In the United States there are scarcely any capitalists. The Fortune 500 (or 1000, pick any number) is an esoteric and rarefied club, its members secluded in Westchester or Westwood, jealously exclusive, militantly anonymous, never seen on the street. Most of us can count, even on the hand that’s missing fingers, the capitalists within the remotest purview of our acquaintance. The average citizen, the overwhelming American majority, is a wage laborer, well enough paid but with little share in the corporate profits and none in the company. The means of production are not for those of humble means. Even capitalism on a small scale is being hoovered up daily and hourly by the paint and carpet departments, the lawn and garden centers, the hardware and power tool and light bulb aisles of Wal Mart or Target or Home Depot. Lest this sound suspiciously like Marx’s “Economic Manuscripts” (1844), let me explain.

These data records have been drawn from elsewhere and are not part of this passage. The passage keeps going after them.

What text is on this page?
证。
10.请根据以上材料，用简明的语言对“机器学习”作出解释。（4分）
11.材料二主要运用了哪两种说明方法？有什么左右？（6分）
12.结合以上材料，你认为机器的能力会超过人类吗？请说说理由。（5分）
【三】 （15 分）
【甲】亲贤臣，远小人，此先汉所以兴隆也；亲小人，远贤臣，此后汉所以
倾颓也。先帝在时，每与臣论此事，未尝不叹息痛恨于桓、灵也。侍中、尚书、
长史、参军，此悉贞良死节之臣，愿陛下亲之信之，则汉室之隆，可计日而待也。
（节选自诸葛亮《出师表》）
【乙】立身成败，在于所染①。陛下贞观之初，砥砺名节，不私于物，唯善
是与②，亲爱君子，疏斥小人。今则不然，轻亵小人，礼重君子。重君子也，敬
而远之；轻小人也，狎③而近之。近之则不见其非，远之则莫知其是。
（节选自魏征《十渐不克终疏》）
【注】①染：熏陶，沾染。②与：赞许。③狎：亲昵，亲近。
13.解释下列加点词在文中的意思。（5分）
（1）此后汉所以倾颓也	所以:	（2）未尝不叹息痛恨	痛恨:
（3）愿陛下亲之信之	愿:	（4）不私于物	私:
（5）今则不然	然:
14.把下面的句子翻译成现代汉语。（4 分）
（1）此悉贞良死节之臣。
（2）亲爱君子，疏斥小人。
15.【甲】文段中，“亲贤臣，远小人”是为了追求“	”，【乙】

In San Miguel, you run into capitalists on the street, sometimes two in a minute – I mean literally run into them. The city is a bustling commercial center, a thriving exchange, each one of its huddled masses a paragon of enterprise, individual initiative, creative and energetic marketing. San Miguel is, in spite of its undeniable charm, a critical nexus for goods trucked into its depots from as far away as the Chiclets factory in Salamanca. Its most notable merchant class is not the sleek banker in his Armani suit, nor the honest and industrious keeper of the abbarote or the neighborhood farmacia.
I speak of enterprise, intiative, creativity, energy, all virtues found together only in the gangs of chicleteros roaming the busy thoroughfares of Mexico on a level somewhere below the knees of the average adult, suddenly looming into one’s consciousness as a little buzzcut head jogging along doggedly in your front, looking you directly in the eye, head craned at an angle 88 degrees to the perpendicular, demanding noisily that you buy a Chiclet, a keyring, a Chinese handcuff, a balloon, one of those accursed yellow smiley faces, an orange dog leash, or a plastic bag of indeterminate stuff that looks like something between florists' moss and moldy packing material but never like anything you'd care to smoke. It is direct sales in its most direct, unvarnished, simplest manifestation. It is not brusque, it is bellicose. It is, in a word, capitalism au naturel.

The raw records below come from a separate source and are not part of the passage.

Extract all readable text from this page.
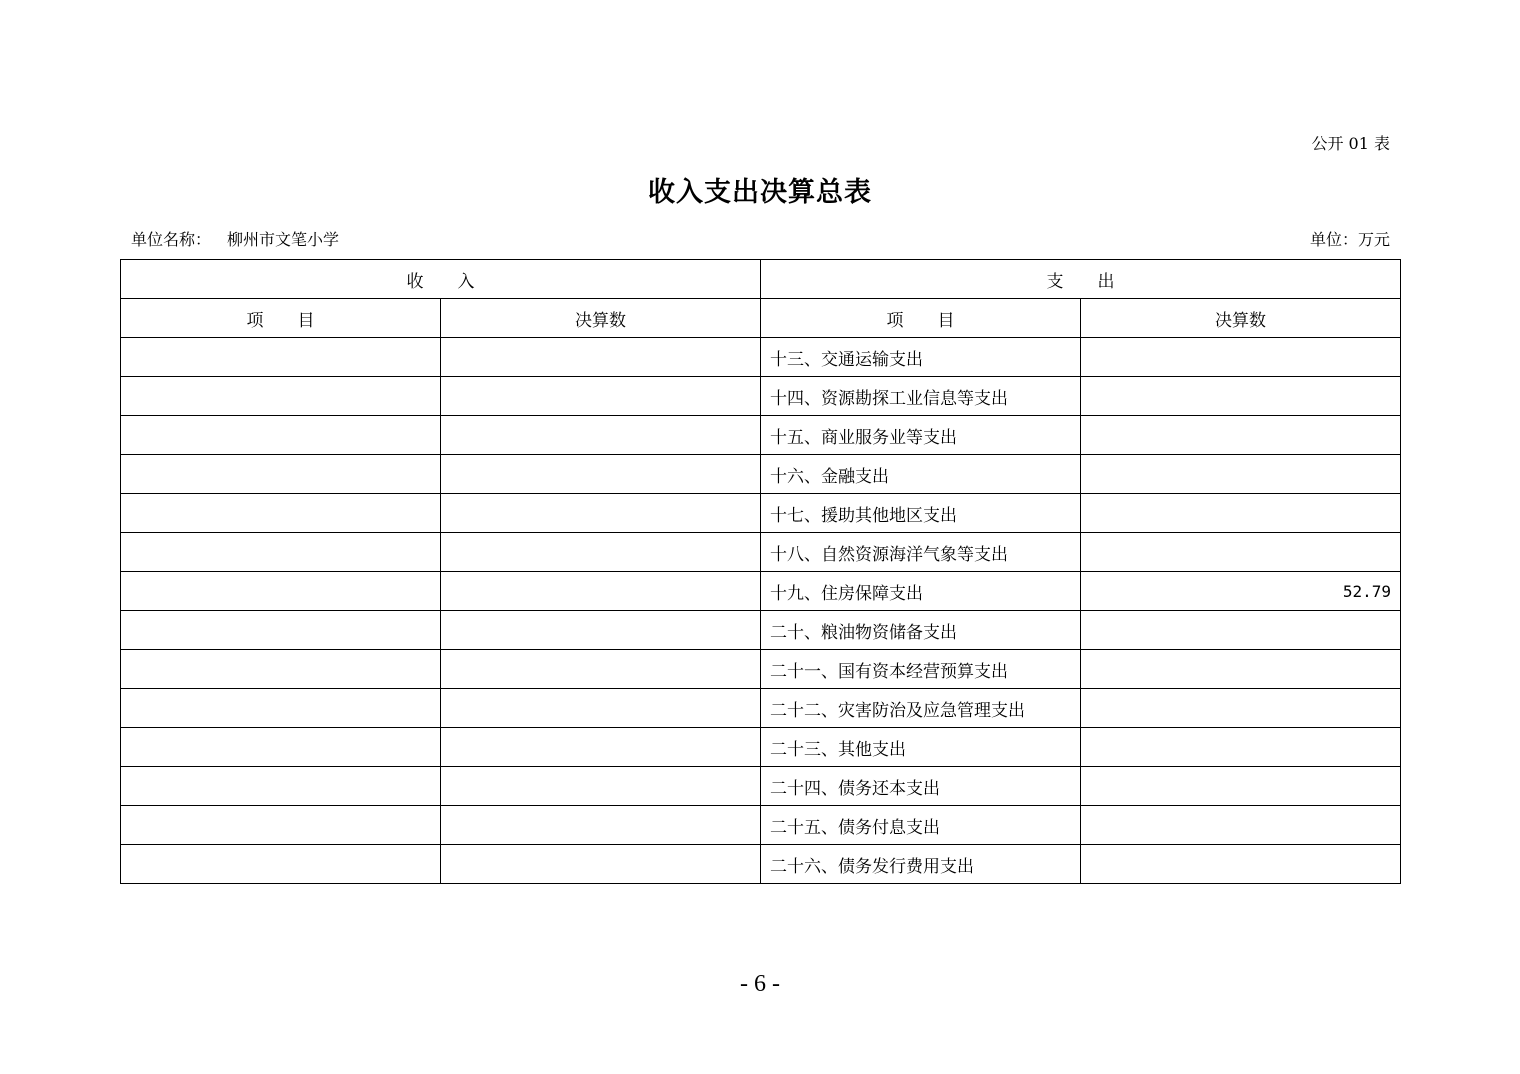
公开 01 表
收入支出决算总表
单位名称： 柳州市文笔小学	单位：万元
收　　入		支　　出	
项　　目	决算数	项　　目	决算数
		十三、交通运输支出	
		十四、资源勘探工业信息等支出	
		十五、商业服务业等支出	
		十六、金融支出	
		十七、援助其他地区支出	
		十八、自然资源海洋气象等支出	
		十九、住房保障支出	52.79
		二十、粮油物资储备支出	
		二十一、国有资本经营预算支出	
		二十二、灾害防治及应急管理支出	
		二十三、其他支出	
		二十四、债务还本支出	
		二十五、债务付息支出	
		二十六、债务发行费用支出	
- 6 -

Direct sales is a disappearing cultural phenomenon, unlamented, diminished by its detractors, overshadowed by the “distributed marketing” enabled by the internet and new social networks. By contrast, in San Miguel direct marketing is not merely flourishing, it is a significant outlet for the creative impulse, the primally human challenge to sell the unsellable, the undesirable, the unnecesary and the impossible. The 'chicletero' is the hero of primitive capitalism. The name itself is certain to enter the vernacular and ultimately take its rightful place in the lexicon of commerce, as it delineates not only a distinct, albeit unheralded, commercial class but also defines a unique approach to informal personal marketing, with its own quasi-ritualistic technique.
The first technique of the chicletero is brashness of an order usually reserved for something weighing about eight times the gross weight avoirdupois of any one of these miniscule dervishes. "Hey" (pronounced 'ay') is the standard introit or prolepsis for a potential sale, followed immediately by the imperative voice - "you buy . . . ." whatever happens to be on offer (see list above). If this fails, as it unfailingly does, the second technique is truculence - the chicletero scampers further into your path, screws his gaze to meet yours, repeats the same offer louder this time, and with a certain edge which was not apparent in the initial stock offering. Failing a second time, he drifts off port or starboard and repeats the offer, the third time in a markedly sulky tone. He does not tarry for answer but immediately accosts the pedestrian in your wake.
The chicletero is made, not born. His technique has come to him through generations of forebears. His manner betrays the careful example of a father, a favorite uncle, an older cousin, who doubtless crouched before him in his earliest nonage, fixed the innocent gaze in their own sterner countenance, and showed him how it's done. It is not an avocation for females – there are no chicleteras, only chicleteros. It is not for the timid, not for the halt nor faint of heart. Capitalism eats its own.